Nadira nuzzled her way up his thigh, kissing the tender weight of his testicles, the swelling length of his cock, feeling him tense, and groan, and arch gently toward her. His vulnerability touched her, soothed her, the spark her own desire flourishing in its warmth.

She slid off her robe, her silken caftan dress, until she was as naked as he was, until they were both nothing more than moonlight and shadow.

He stroked her neck, her hair, her cheek. “I thought of you,” he said. “Unprotected here. It drove me mad.”

“I was not unprotected. Isban is well respected. He takes great care—”

“Not as much as I do,” he said, the words edged with emotion.

Lifting her by the waist, he dragged her beneath him, cradling her in his arms, the hard weight of his chest held above her. He kissed her with the slow, beautiful rhythm that she remembered, his body patient and waiting.

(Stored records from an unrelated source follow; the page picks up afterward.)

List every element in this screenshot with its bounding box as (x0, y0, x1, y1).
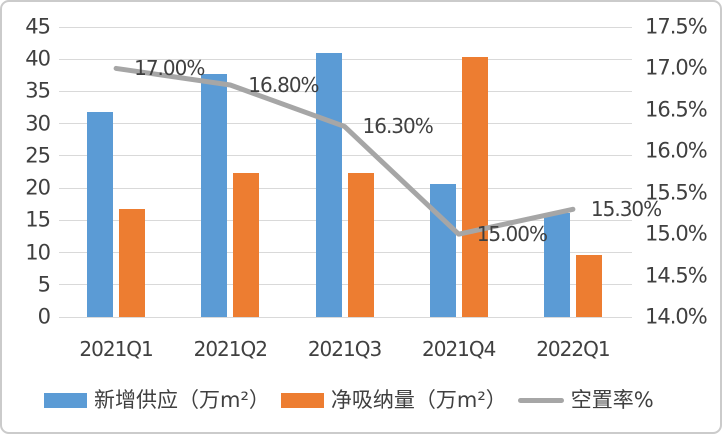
net-absorption-legend-label: 净吸纳量（万m²） (330, 387, 507, 412)
right-axis-tick: 16.0% (645, 138, 708, 163)
net-absorption-bar (461, 56, 488, 317)
right-axis-tick: 14.5% (645, 263, 708, 288)
right-axis-tick: 16.5% (645, 97, 708, 122)
net-absorption-legend-swatch (280, 392, 324, 408)
right-axis-tick: 15.0% (645, 221, 708, 246)
gridline (59, 26, 632, 28)
vacancy-rate-data-label: 16.30% (362, 114, 434, 139)
left-axis-tick: 35 (25, 78, 51, 103)
legend-item-vacancy-rate: 空置率% (517, 387, 654, 412)
right-axis-tick: 15.5% (645, 180, 708, 205)
left-axis-tick: 20 (25, 175, 51, 200)
new-supply-bar (87, 112, 114, 317)
new-supply-bar (201, 74, 228, 317)
gridline (59, 123, 632, 125)
x-axis-label: 2021Q3 (307, 337, 382, 361)
vacancy-rate-legend-swatch (517, 397, 564, 403)
gridline (59, 90, 632, 92)
right-axis-tick: 17.0% (645, 55, 708, 80)
legend-item-new-supply: 新增供应（万m²） (44, 387, 270, 412)
new-supply-legend-swatch (44, 392, 87, 408)
gridline (59, 58, 632, 60)
x-axis-label: 2021Q4 (422, 337, 496, 361)
gridline (59, 316, 632, 318)
vacancy-rate-data-label: 16.80% (248, 73, 319, 97)
left-axis-tick: 0 (37, 304, 51, 329)
chart-legend: 新增供应（万m²） 净吸纳量（万m²） 空置率% (44, 385, 654, 415)
gridline (59, 284, 632, 286)
vacancy-rate-data-label: 17.00% (134, 56, 205, 81)
x-axis-label: 2022Q1 (536, 337, 610, 361)
net-absorption-bar (575, 255, 602, 317)
new-supply-bar (543, 213, 570, 317)
gridline (59, 155, 632, 157)
net-absorption-bar (347, 172, 374, 317)
vacancy-rate-legend-label: 空置率% (570, 387, 654, 412)
left-axis-tick: 25 (25, 143, 51, 168)
left-axis-tick: 30 (25, 111, 51, 136)
right-axis-tick: 14.0% (645, 304, 708, 329)
gridline (59, 252, 632, 254)
left-axis-tick: 15 (25, 207, 51, 232)
left-axis-tick: 10 (25, 240, 51, 265)
new-supply-legend-label: 新增供应（万m²） (94, 387, 270, 412)
gridline (59, 219, 632, 221)
net-absorption-bar (119, 209, 146, 317)
new-supply-bar (429, 184, 456, 317)
left-axis-tick: 40 (25, 46, 51, 71)
vacancy-rate-data-label: 15.30% (590, 197, 662, 222)
net-absorption-bar (233, 172, 260, 317)
x-axis-label: 2021Q2 (193, 337, 268, 361)
legend-item-net-absorption: 净吸纳量（万m²） (280, 387, 507, 412)
left-axis-tick: 5 (37, 272, 51, 297)
vacancy-rate-data-label: 15.00% (476, 222, 548, 247)
x-axis-label: 2021Q1 (79, 337, 153, 361)
new-supply-bar (315, 52, 342, 317)
right-axis-tick: 17.5% (645, 14, 708, 39)
gridline (59, 187, 632, 189)
left-axis-tick: 45 (25, 14, 51, 39)
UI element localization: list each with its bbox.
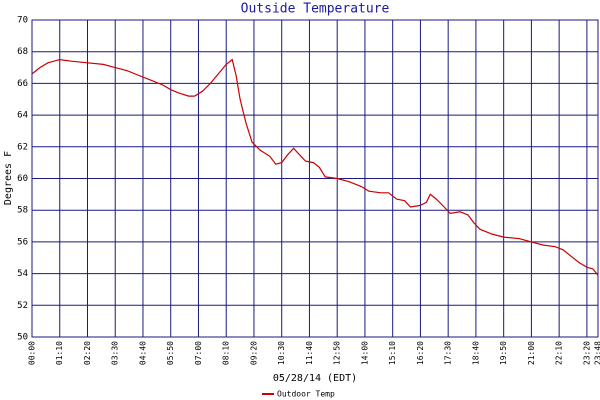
y-tick-label: 52 (17, 301, 28, 311)
x-tick-label: 23:20 (582, 341, 591, 365)
y-tick-label: 50 (17, 333, 28, 343)
x-tick-label: 04:40 (138, 341, 147, 365)
y-tick-label: 60 (17, 174, 28, 184)
plot-border (31, 19, 599, 338)
x-tick-label: 17:30 (444, 341, 453, 365)
x-tick-label: 02:20 (83, 341, 92, 365)
x-tick-label: 10:30 (277, 341, 286, 365)
x-tick-label: 11:40 (305, 341, 314, 365)
y-tick-label: 70 (17, 16, 28, 26)
y-tick-label: 62 (17, 142, 28, 152)
x-tick-label: 21:00 (527, 341, 536, 365)
x-tick-label: 07:00 (194, 341, 203, 365)
x-tick-label: 18:40 (471, 341, 480, 365)
x-tick-label: 08:10 (222, 341, 231, 365)
x-tick-label: 14:00 (360, 341, 369, 365)
y-tick-label: 64 (17, 111, 28, 121)
chart-title: Outside Temperature (241, 2, 390, 17)
y-tick-label: 68 (17, 47, 28, 57)
x-tick-label: 16:20 (416, 341, 425, 365)
x-tick-label: 00:00 (28, 341, 37, 365)
x-tick-label: 03:30 (111, 341, 120, 365)
data-line (31, 58, 599, 276)
x-axis-label: 05/28/14 (EDT) (273, 373, 357, 384)
y-tick-label: 54 (17, 269, 28, 279)
x-tick-label: 01:10 (55, 341, 64, 365)
y-axis-label: Degrees F (3, 151, 14, 205)
x-tick-label: 09:20 (249, 341, 258, 365)
x-tick-label: 12:50 (333, 341, 342, 365)
y-tick-label: 66 (17, 79, 28, 89)
x-tick-label: 22:10 (555, 341, 564, 365)
y-tick-label: 56 (17, 237, 28, 247)
x-tick-label: 23:48 (594, 341, 600, 365)
x-tick-label: 19:50 (499, 341, 508, 365)
y-tick-label: 58 (17, 206, 28, 216)
legend-label: Outdoor Temp (277, 390, 335, 399)
x-tick-label: 05:50 (166, 341, 175, 365)
x-tick-label: 15:10 (388, 341, 397, 365)
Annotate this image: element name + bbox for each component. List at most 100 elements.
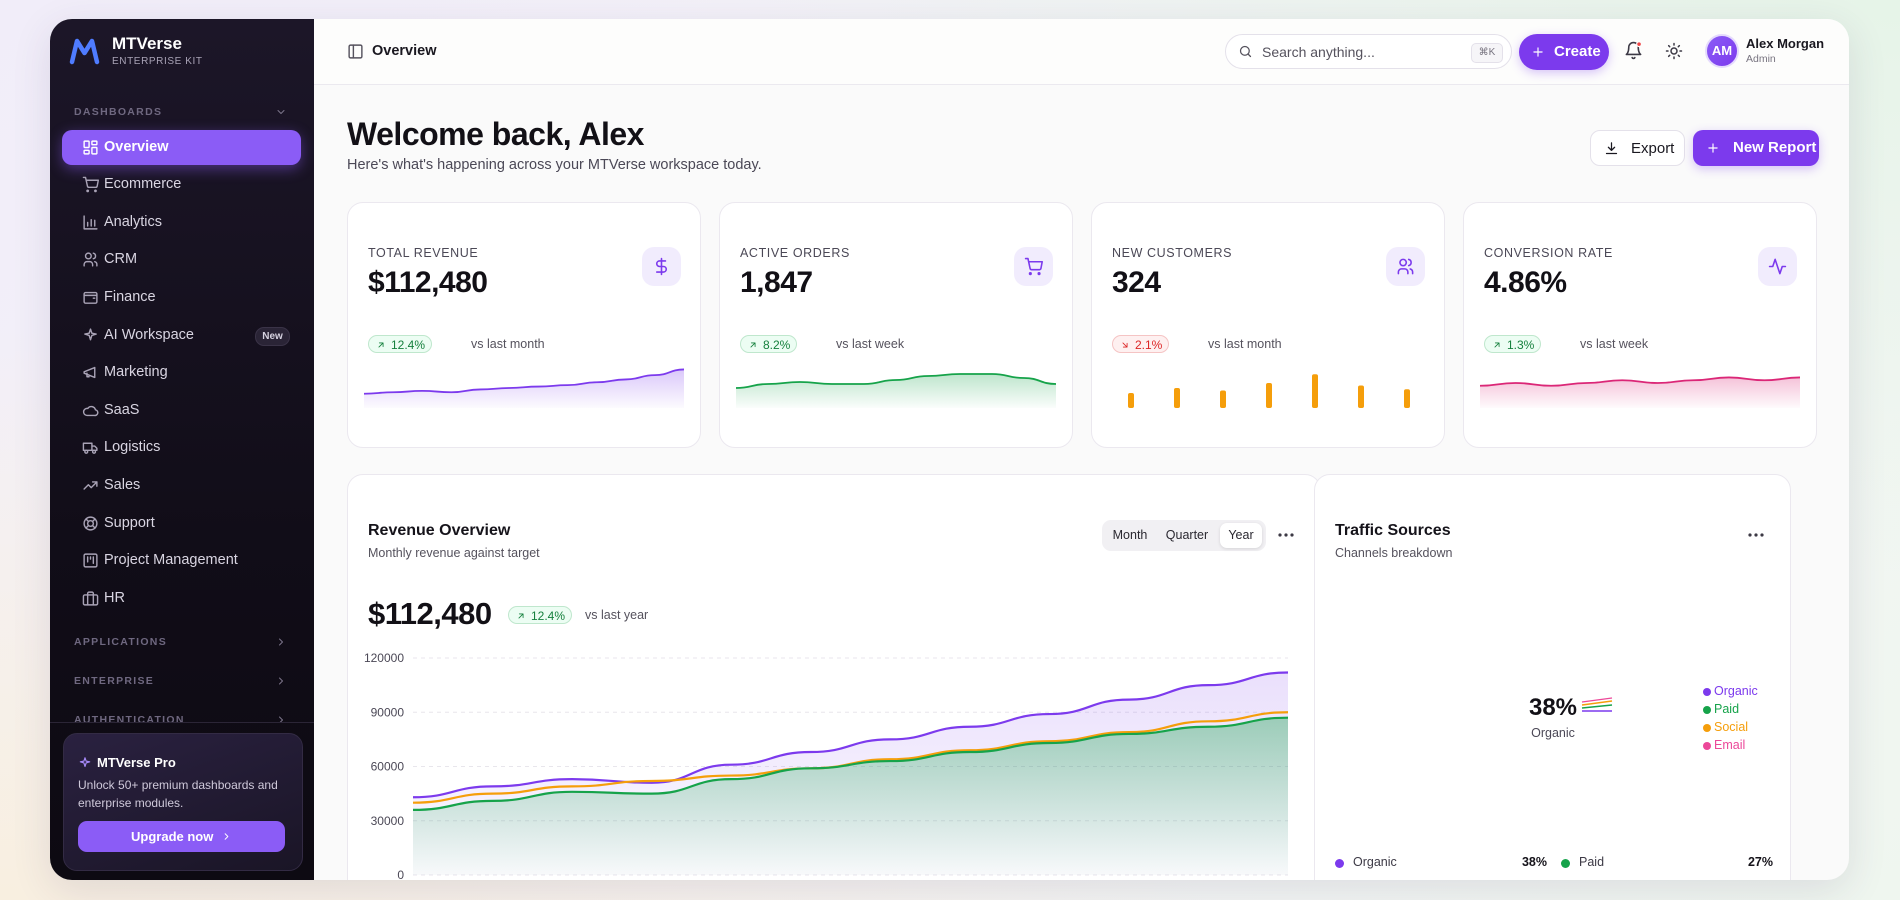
new-report-button[interactable]: New Report bbox=[1693, 130, 1819, 166]
card-title: Revenue Overview bbox=[368, 522, 511, 539]
icon-part bbox=[83, 366, 96, 379]
tab[interactable]: Quarter bbox=[1165, 528, 1209, 542]
nav-label: Ecommerce bbox=[104, 176, 182, 193]
nav-item[interactable]: Logistics bbox=[62, 430, 301, 465]
create-button[interactable]: Create bbox=[1519, 34, 1609, 70]
icon-part bbox=[84, 252, 92, 260]
card-subtitle: Monthly revenue against target bbox=[368, 546, 540, 560]
icon-part bbox=[1754, 533, 1758, 537]
nav-item[interactable]: Ecommerce bbox=[62, 167, 301, 202]
legend-dot bbox=[1703, 706, 1711, 714]
legend-dot bbox=[1703, 724, 1711, 732]
topbar: Overview Search anything... ⌘K Create AM… bbox=[314, 19, 1849, 85]
icon-part bbox=[518, 613, 524, 619]
icon-part bbox=[83, 215, 98, 230]
more-menu[interactable] bbox=[1746, 527, 1766, 543]
series-line bbox=[412, 671, 1289, 799]
icon-part bbox=[94, 189, 97, 193]
nav-badge: New bbox=[255, 326, 290, 346]
nav-item[interactable]: Overview bbox=[62, 129, 301, 165]
kpi-label: CONVERSION RATE bbox=[1484, 246, 1613, 260]
spark-area bbox=[1480, 377, 1800, 408]
nav-item[interactable]: SaaS bbox=[62, 393, 301, 428]
sparkle-icon bbox=[79, 757, 91, 768]
promo-title: MTVerse Pro bbox=[97, 755, 176, 770]
comparison: vs last month bbox=[471, 337, 545, 351]
tab[interactable]: Year bbox=[1220, 523, 1262, 548]
comparison: vs last month bbox=[1208, 337, 1282, 351]
export-label: Export bbox=[1631, 140, 1675, 157]
nav-item[interactable]: AI Workspace New bbox=[62, 318, 301, 353]
icon-part bbox=[1631, 56, 1636, 60]
trend-arrow bbox=[378, 342, 384, 348]
legend-label: Paid bbox=[1714, 702, 1740, 716]
search-box[interactable]: Search anything... ⌘K bbox=[1225, 34, 1512, 69]
icon-part bbox=[91, 449, 97, 455]
icon-part bbox=[83, 139, 90, 148]
icon-part bbox=[91, 481, 98, 487]
spark-area bbox=[364, 369, 684, 408]
icon-part bbox=[85, 517, 96, 529]
section-label[interactable]: AUTHENTICATION bbox=[74, 714, 185, 722]
icon-part bbox=[279, 716, 283, 722]
spark-bar bbox=[1128, 393, 1134, 408]
y-tick-label: 30000 bbox=[371, 814, 405, 828]
icon bbox=[1768, 258, 1787, 275]
nav-item[interactable]: Project Management bbox=[62, 543, 301, 578]
icon-part bbox=[1533, 47, 1543, 57]
nav-item[interactable]: Analytics bbox=[62, 205, 301, 240]
icon bbox=[1397, 258, 1414, 275]
more-menu[interactable] bbox=[1276, 527, 1296, 543]
nav-item[interactable]: HR bbox=[62, 581, 301, 616]
series-area bbox=[413, 717, 1288, 875]
icon-part bbox=[1760, 533, 1764, 537]
breakdown-dot bbox=[1335, 859, 1344, 868]
section-label[interactable]: APPLICATIONS bbox=[74, 636, 167, 648]
nav-icon bbox=[83, 481, 98, 490]
change-pill: 12.4% bbox=[368, 335, 433, 353]
nav-icon bbox=[83, 215, 98, 230]
export-button[interactable]: Export bbox=[1590, 130, 1685, 166]
nav-label: Project Management bbox=[104, 552, 238, 569]
nav-icon bbox=[83, 252, 98, 267]
icon-part bbox=[279, 677, 283, 685]
icon-part bbox=[1581, 704, 1613, 709]
spark-bar bbox=[1404, 389, 1410, 408]
tab[interactable]: Month bbox=[1112, 528, 1148, 542]
kpi-card: ACTIVE ORDERS 1,847 8.2% vs last week bbox=[719, 202, 1073, 448]
nav-item[interactable]: Finance bbox=[62, 280, 301, 315]
nav-item[interactable]: CRM bbox=[62, 242, 301, 277]
section-label[interactable]: ENTERPRISE bbox=[74, 675, 155, 687]
spark-bar bbox=[1220, 390, 1226, 408]
icon bbox=[655, 257, 667, 276]
revenue-chart: 0 30000 60000 90000 120000 bbox=[364, 651, 1289, 880]
comparison: vs last week bbox=[836, 337, 905, 351]
notifications[interactable] bbox=[1624, 41, 1643, 60]
icon-part bbox=[83, 252, 98, 267]
theme-toggle[interactable] bbox=[1665, 42, 1683, 60]
icon-part bbox=[91, 146, 98, 155]
upgrade-label: Upgrade now bbox=[131, 829, 214, 844]
nav-icon bbox=[83, 139, 98, 155]
nav-icon bbox=[84, 327, 97, 340]
icon-part bbox=[91, 139, 98, 145]
sparkline bbox=[1128, 374, 1410, 408]
icon-part bbox=[750, 342, 756, 348]
series-line bbox=[412, 716, 1289, 811]
download-icon bbox=[1605, 142, 1618, 155]
user-role: Admin bbox=[1746, 53, 1776, 65]
nav-item[interactable]: Support bbox=[62, 506, 301, 541]
sidebar-toggle[interactable] bbox=[347, 43, 364, 60]
nav-item[interactable]: Sales bbox=[62, 468, 301, 503]
avatar[interactable]: AM bbox=[1705, 34, 1739, 68]
icon-part bbox=[277, 110, 285, 114]
nav-item[interactable]: Marketing bbox=[62, 355, 301, 390]
change-pill: 8.2% bbox=[740, 335, 798, 353]
icon-part bbox=[655, 257, 667, 276]
change-value: 12.4% bbox=[531, 609, 566, 623]
upgrade-button[interactable]: Upgrade now bbox=[78, 821, 285, 852]
y-tick-label: 60000 bbox=[371, 760, 405, 774]
nav-icon bbox=[82, 405, 99, 416]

She replied with her tongue, with the arch of her back, wrapping her legs around his waist and rubbing the folds of her sex against his shaft until he sucked air through his teeth, trembling and ready under her fingers.

“Jacob,” she murmured his name as if it were a plea.

He kissed her, his tongue gently seeking, teasing. Nestling his hips between hers, he entered her with a long, slow stroke, filling her body and her heart, making her blood sing. She gripped his shoulders, surrendering to the feel of him, enjoying every thrust, every open-mouthed caress, until heat became release.

He held her close, held her safe, loving her as the moonlight slipped away and the dawn chased the shadows from the room, leaving only two lovers, lost in silk, and folded together like peaceful hands, oblivious to the sparkle of a sunlit diamond.